Los medios locales hablan hoy abiertamente de "crisis" gubernamental y aseguran que Netanyahu estaría manteniendo encuentros con diputados, incluidos posibles desertores del centrista Azul y Blanco, para crear un Gobierno alternativo sin Gantz.

El ministro de Justicia de Azul y Blanco, Avi Nissenkorn, señaló también a Netanyahu en una entrevista con la radio pública Kan y le acusó de querer evitar la rotación en la jefatura de Gobierno que debería asumir Gantz en otoño de 2021, según el acuerdo de coalición.

SOCIOS Y RIVALES

El titular de Finanzas, Israel Katz, del partido Likud de Netanyahu, afirmó que hoy se había cruzado "una línea roja" con la suspensión del Gabinete porque había un acuerdo previo para aprobar un plan económico de asistencia por la crisis del coronavirus.

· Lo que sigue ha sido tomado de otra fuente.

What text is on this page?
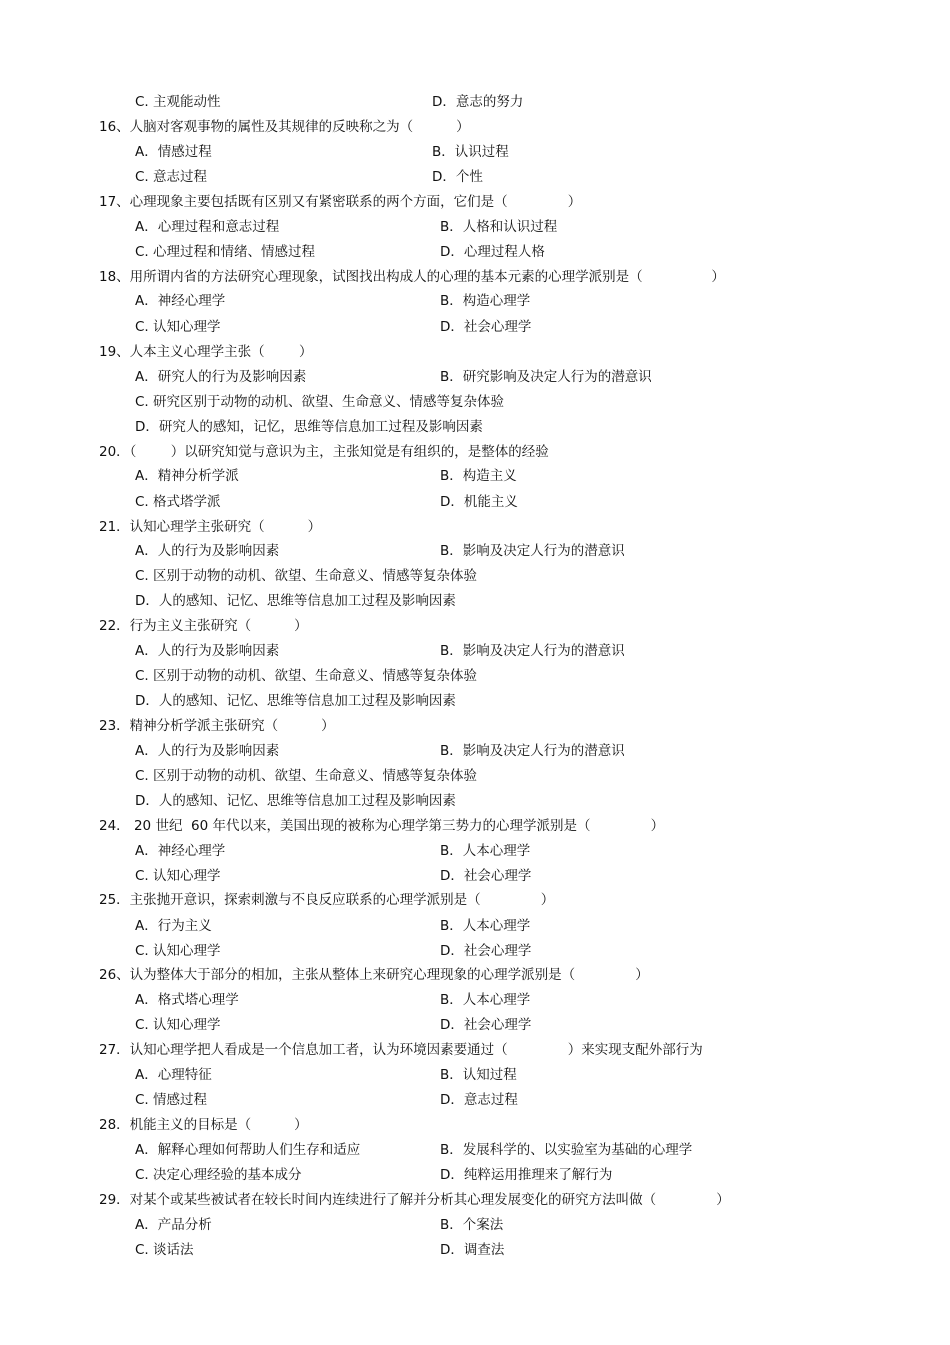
C. 主观能动性	D．意志的努力
16、人脑对客观事物的属性及其规律的反映称之为（          ）
A．情感过程	B．认识过程
C. 意志过程	D．个性
17、心理现象主要包括既有区别又有紧密联系的两个方面，它们是（              ）
A．心理过程和意志过程	B．人格和认识过程
C. 心理过程和情绪、情感过程	D．心理过程人格
18、用所谓内省的方法研究心理现象，试图找出构成人的心理的基本元素的心理学派别是（                ）
A．神经心理学	B．构造心理学
C. 认知心理学	D．社会心理学
19、人本主义心理学主张（        ）
A．研究人的行为及影响因素	B．研究影响及决定人行为的潜意识
C. 研究区别于动物的动机、欲望、生命意义、情感等复杂体验
D．研究人的感知，记忆，思维等信息加工过程及影响因素
20．（        ）以研究知觉与意识为主，主张知觉是有组织的，是整体的经验
A．精神分析学派	B．构造主义
C. 格式塔学派	D．机能主义
21．认知心理学主张研究（          ）
A．人的行为及影响因素	B．影响及决定人行为的潜意识
C. 区别于动物的动机、欲望、生命意义、情感等复杂体验
D．人的感知、记忆、思维等信息加工过程及影响因素
22．行为主义主张研究（          ）
A．人的行为及影响因素	B．影响及决定人行为的潜意识
C. 区别于动物的动机、欲望、生命意义、情感等复杂体验
D．人的感知、记忆、思维等信息加工过程及影响因素
23．精神分析学派主张研究（          ）
A．人的行为及影响因素	B．影响及决定人行为的潜意识
C. 区别于动物的动机、欲望、生命意义、情感等复杂体验
D．人的感知、记忆、思维等信息加工过程及影响因素
24． 20 世纪  60 年代以来，美国出现的被称为心理学第三势力的心理学派别是（              ）
A．神经心理学	B．人本心理学
C. 认知心理学	D．社会心理学
25．主张抛开意识，探索刺激与不良反应联系的心理学派别是（              ）
A．行为主义	B．人本心理学
C. 认知心理学	D．社会心理学
26、认为整体大于部分的相加，主张从整体上来研究心理现象的心理学派别是（              ）
A．格式塔心理学	B．人本心理学
C. 认知心理学	D．社会心理学
27．认知心理学把人看成是一个信息加工者，认为环境因素要通过（              ）来实现支配外部行为
A．心理特征	B．认知过程
C. 情感过程	D．意志过程
28．机能主义的目标是（          ）
A．解释心理如何帮助人们生存和适应	B．发展科学的、以实验室为基础的心理学
C. 决定心理经验的基本成分	D．纯粹运用推理来了解行为
29．对某个或某些被试者在较长时间内连续进行了解并分析其心理发展变化的研究方法叫做（              ）
A．产品分析	B．个案法
C. 谈话法	D．调查法
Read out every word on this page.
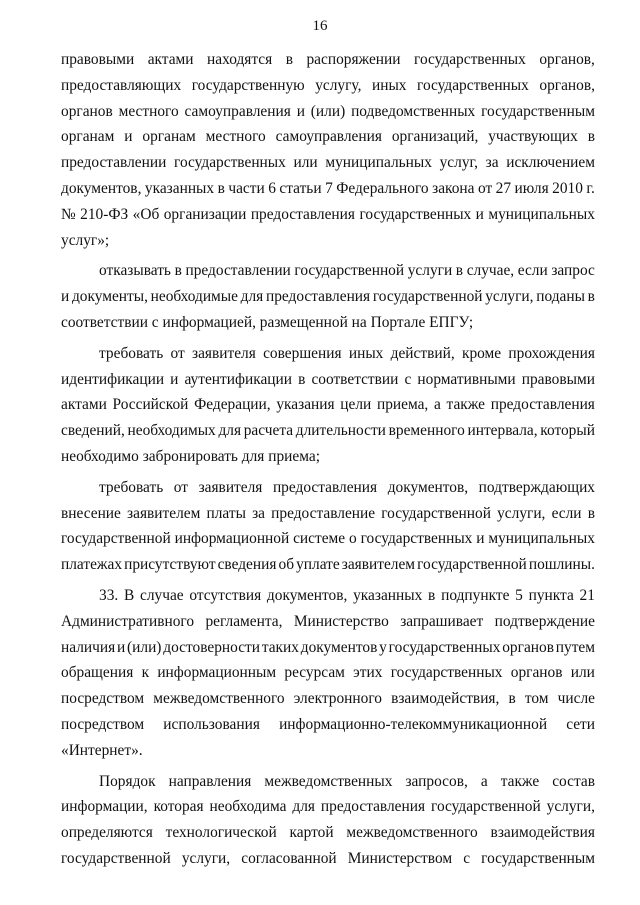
16
правовыми актами находятся в распоряжении государственных органов,
предоставляющих государственную услугу, иных государственных органов,
органов местного самоуправления и (или) подведомственных государственным
органам и органам местного самоуправления организаций, участвующих в
предоставлении государственных или муниципальных услуг, за исключением
документов, указанных в части 6 статьи 7 Федерального закона от 27 июля 2010 г.
№ 210-ФЗ «Об организации предоставления государственных и муниципальных
услуг»;
отказывать в предоставлении государственной услуги в случае, если запрос
и документы, необходимые для предоставления государственной услуги, поданы в
соответствии с информацией, размещенной на Портале ЕПГУ;
требовать от заявителя совершения иных действий, кроме прохождения
идентификации и аутентификации в соответствии с нормативными правовыми
актами Российской Федерации, указания цели приема, а также предоставления
сведений, необходимых для расчета длительности временного интервала, который
необходимо забронировать для приема;
требовать от заявителя предоставления документов, подтверждающих
внесение заявителем платы за предоставление государственной услуги, если в
государственной информационной системе о государственных и муниципальных
платежах присутствуют сведения об уплате заявителем государственной пошлины.
33. В случае отсутствия документов, указанных в подпункте 5 пункта 21
Административного регламента, Министерство запрашивает подтверждение
наличия и (или) достоверности таких документов у государственных органов путем
обращения к информационным ресурсам этих государственных органов или
посредством межведомственного электронного взаимодействия, в том числе
посредством использования информационно-телекоммуникационной сети
«Интернет».
Порядок направления межведомственных запросов, а также состав
информации, которая необходима для предоставления государственной услуги,
определяются технологической картой межведомственного взаимодействия
государственной услуги, согласованной Министерством с государственным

Por su parte, Azul y Blanco acusó al Likud de "incumplir sus promesas" y aseguró que "cualquier excusa es una mentira descarada".

"La reunión de Gabinete no se celebrará hoy a causa de la insistencia del Likud de no atenerse al acuerdo de coalición y su no aprobación de medidas que asegurarían su estabilidad", declaró la formación centrista en un comunicado.

Hoy, la crisis política en Israel es más que nunca económica con más de 850.000 personas -21% de la población- desempleadas y una sociedad cada vez más tensionada que está perdiendo la confianza en el Ejecutivo.

Desde el mes pasado se repiten casi a diario las protestas que piden la dimisión del primer ministro israelí y ayer sábado congregaron a unas 15.000 personas frente a su residencia oficial en Jerusalén por el juicio por supuesta corrupción por el que es juzgado y por su gestión de la pandemia.

POLÍTICA Y ASUNTOS LEGALES

Hicieron falta tres elecciones consecutivas, arduas negociaciones entre dos rivales, cambios sustanciales en la ley básica y la urgencia sanitaria de una pandemia para romper en mayo el bloqueo político de casi un año y medio en Israel.

Pero el Ejecutivo de unidad, de Gantz y Netanyahu, está cada día más desunido.

Sin embargo, si Netanyahu pone fin formalmente al acuerdo de coalición, Gantz podría ser primer ministro durante el periodo de interinidad hasta la cita electoral.

"Por eso la mejor estrategia que tiene Bibi (apodo de Netanyahu) es seguir sin aprobar los presupuestos y dejar que la Knéset se disuelva automáticamente", asegura a Efe el analista Aviv Bushinsky, antiguo asesor del primer ministro.

Pese a la pérdida de popularidad, considera que Netanyahu prefiere arriesgarse a ir a las urnas -sigue siendo primera fuerza política- y afianzar más tarde su poder con un Ejecutivo derechista en medio del proceso legal por el que está siendo juzgado por fraude, cohecho y abuso de confianza.

A partir de enero Netanyahu deberá sentarse tres veces a la semana en el banquillo en un juicio por corrupción y quiere hacerlo con una postura reforzada, consideran opositores y analistas.